Özellikle Necrobia rufipes türünün ceset üzerinde bulunuşu, bu ölüm olayının yukarıda hesaplanan 33 saatten daha fazla bir süre olduğu sonucuna ulaştırmaktadır. Bu ölüm olayında kişinin en az 6-7 gün önce ölmüş veya öldürülmüş olduğu, böceklerin cesede ilgisinin az olmasının nedeninin ise bir süre soğuk bir ortamda tutulması ve/veya sonrasında suya atılması sonucu olduğu kanaatinin oluştuğunun, bu verilere göre bu ölüm olayının 26-27 Haziran tarihlerinden önce gerçekleşmiş olduğu düşünülmektedir" denildi.
'Yemin olsun sana ciğer acısı
yaşatacağım'
Tutuksuz sanıklardan B.D.'nin birkaç yıl önce baba Nihat Aydemir'e,
"Yemin olsun ben sana ciğer acısını yaşatacağım, ben seni ciğerinle
terbiye edeceğim" diye sözler söylediğine değinilen iddianamede,
B.D. ile amca Y.A. arasında da yakın bir arkadaşlık olduğu
vurgulandı. Y.A., B.D. ve eşi H.D.'nin Leyla'yı alıkoydukları, daha
sonra tutuklu Mehmet Ali Aydemir'i de olaya dahil ettikleri
aktarılan iddianamede, "Şüpheli Mehmet Ali Aydemir'in maktul
Leyla'yı, Y.A., B.D. ve H.D. tarafından ilk olarak alıkonulduğu
yerden alınarak, kız kardeşi olan şüpheli A.A.'nın yanına
götürdüğü, A.A. ve Y.A.'nın da Leyla Aydemir'i Hamur ilçesinde
bulunan ikametlerinde bir süre alıkoyup sakladıkları, Leyla'nın
kaçırıldığı andan itibaren şüpheliler M.A. ve Mehmet Ali Aydemir'in
maktulun bulunması için çalışan görevlileri yanılttıkları ve yanlış
yönlendirdikleri, şüphelilerin Leyla Aydemir'i cesedin
bulunduğu 2 Temmuz tarihinden önceki 3 gün ile kaybolduğu tarih 15
Haziran tarihi arasında öldürdükleri ve cesedini bir süre soğuk bir
ortamda tuttukları ve maktul Leyla Aydemir'in ailesinde ve yakın
çevresinde Leyla'nın öldürülmediği izlenimi yaratmak ve delilleri
karartmak için kaçırdıkları gün üzerinde bulunan maktule ait
kıyafetleri üzerinden çıkarıp kıyafetlerini ve cesedini Bezirhane
köyüne yaklaşık 2,5 km mesafede bulunan dere yatağına ve civarına
attıkları, B.D. ve H.D.'nin maktule ait cesedin bulunduğu gün ve
bir gün öncesinde ısrarla anne Şükran Aydemir'in köyden çıkarmaya
çalıştıkları ve cesedin bulunduğu gün anneyi Doğubayazıt'a
götürdükleri" belirtildi.
Ayrıca, olayda şüphelilerin fikir ve eylem birliği içerisinde hareket ederek üzerilerine atılı ve eylemlerine uyan kişiyi hürriyetinden yoksun kılma ve çocuğa ya da beden veya ruh bakımından kendisini savunamayacak durumda bulunan kişiye karşı kasten öldürme suçlarını iştirak halinde işledikleri hususunda haklarında kamu davası açmaya yeterli nitelikte şüphe oluştuğu kaydedildi.

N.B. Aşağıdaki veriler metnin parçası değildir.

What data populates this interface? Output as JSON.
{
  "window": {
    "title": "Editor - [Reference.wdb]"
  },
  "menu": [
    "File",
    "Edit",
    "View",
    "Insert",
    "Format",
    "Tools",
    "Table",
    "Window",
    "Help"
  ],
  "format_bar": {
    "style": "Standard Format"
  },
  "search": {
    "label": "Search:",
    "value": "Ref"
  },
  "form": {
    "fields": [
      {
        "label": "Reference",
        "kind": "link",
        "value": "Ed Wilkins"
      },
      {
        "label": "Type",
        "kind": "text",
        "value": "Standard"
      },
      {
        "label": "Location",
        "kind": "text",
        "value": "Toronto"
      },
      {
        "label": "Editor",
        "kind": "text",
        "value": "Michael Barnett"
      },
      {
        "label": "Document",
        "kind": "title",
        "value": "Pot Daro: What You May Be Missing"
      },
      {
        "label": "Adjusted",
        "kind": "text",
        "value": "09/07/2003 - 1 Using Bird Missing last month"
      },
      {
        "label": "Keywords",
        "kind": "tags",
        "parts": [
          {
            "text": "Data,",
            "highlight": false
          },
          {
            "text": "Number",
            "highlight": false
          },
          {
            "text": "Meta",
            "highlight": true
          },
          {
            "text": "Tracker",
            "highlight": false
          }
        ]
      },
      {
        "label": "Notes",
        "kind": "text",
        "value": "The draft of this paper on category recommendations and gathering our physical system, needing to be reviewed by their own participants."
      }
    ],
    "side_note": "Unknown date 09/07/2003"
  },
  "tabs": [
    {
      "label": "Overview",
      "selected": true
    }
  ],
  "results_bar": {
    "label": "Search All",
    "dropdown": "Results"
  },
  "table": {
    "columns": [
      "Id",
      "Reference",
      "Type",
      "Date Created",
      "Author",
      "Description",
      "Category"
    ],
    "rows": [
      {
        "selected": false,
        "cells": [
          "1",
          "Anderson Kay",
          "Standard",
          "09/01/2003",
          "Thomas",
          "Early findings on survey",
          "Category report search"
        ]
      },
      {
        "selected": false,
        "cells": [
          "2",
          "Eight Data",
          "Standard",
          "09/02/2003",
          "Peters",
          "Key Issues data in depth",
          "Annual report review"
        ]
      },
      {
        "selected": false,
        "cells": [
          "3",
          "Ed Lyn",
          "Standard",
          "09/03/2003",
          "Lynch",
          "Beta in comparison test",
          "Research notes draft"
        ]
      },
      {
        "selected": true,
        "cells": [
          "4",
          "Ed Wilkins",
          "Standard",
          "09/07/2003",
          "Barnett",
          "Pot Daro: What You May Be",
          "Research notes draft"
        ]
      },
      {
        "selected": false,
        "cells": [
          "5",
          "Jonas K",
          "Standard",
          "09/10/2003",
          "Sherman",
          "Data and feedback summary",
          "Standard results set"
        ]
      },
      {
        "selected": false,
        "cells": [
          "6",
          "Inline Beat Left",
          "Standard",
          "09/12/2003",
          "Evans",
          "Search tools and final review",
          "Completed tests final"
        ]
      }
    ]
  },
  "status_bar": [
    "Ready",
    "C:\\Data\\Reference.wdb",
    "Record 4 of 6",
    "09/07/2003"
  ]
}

'Arama konusunda zaaf var'
İddianameyi değerlendiren baba Nihat Aydemir'in avukatı eski Baro
Başkanı Ali Artuk, "Savcılık makamı sanık ya da sanıkların
irtibatlı oldukları değerlendiriyor. Leyla Aydemir'in naaşı
üzerinde yapılan bilimsel incelemede ölümün 26-27 Haziran'dan önce
gerçekleşmiş olduğu ifade edilmektedir. Yani kaybolduğu tarihten
yaklaşık 10 gün sonra. Köyde ikamet eden kişilere karşı dava
açıldığı düşünüldüğünde bu tarih aralığında tüm evlerde etkili bir
arama yapilsaydı, maktul Leyla rahatlıkla bulunabilirdi. Bu rapor
bile adli mercilerin arama konusunda bir zaaf içinde olduğunu
kanaatimce ortaya koymaktadır" dedi.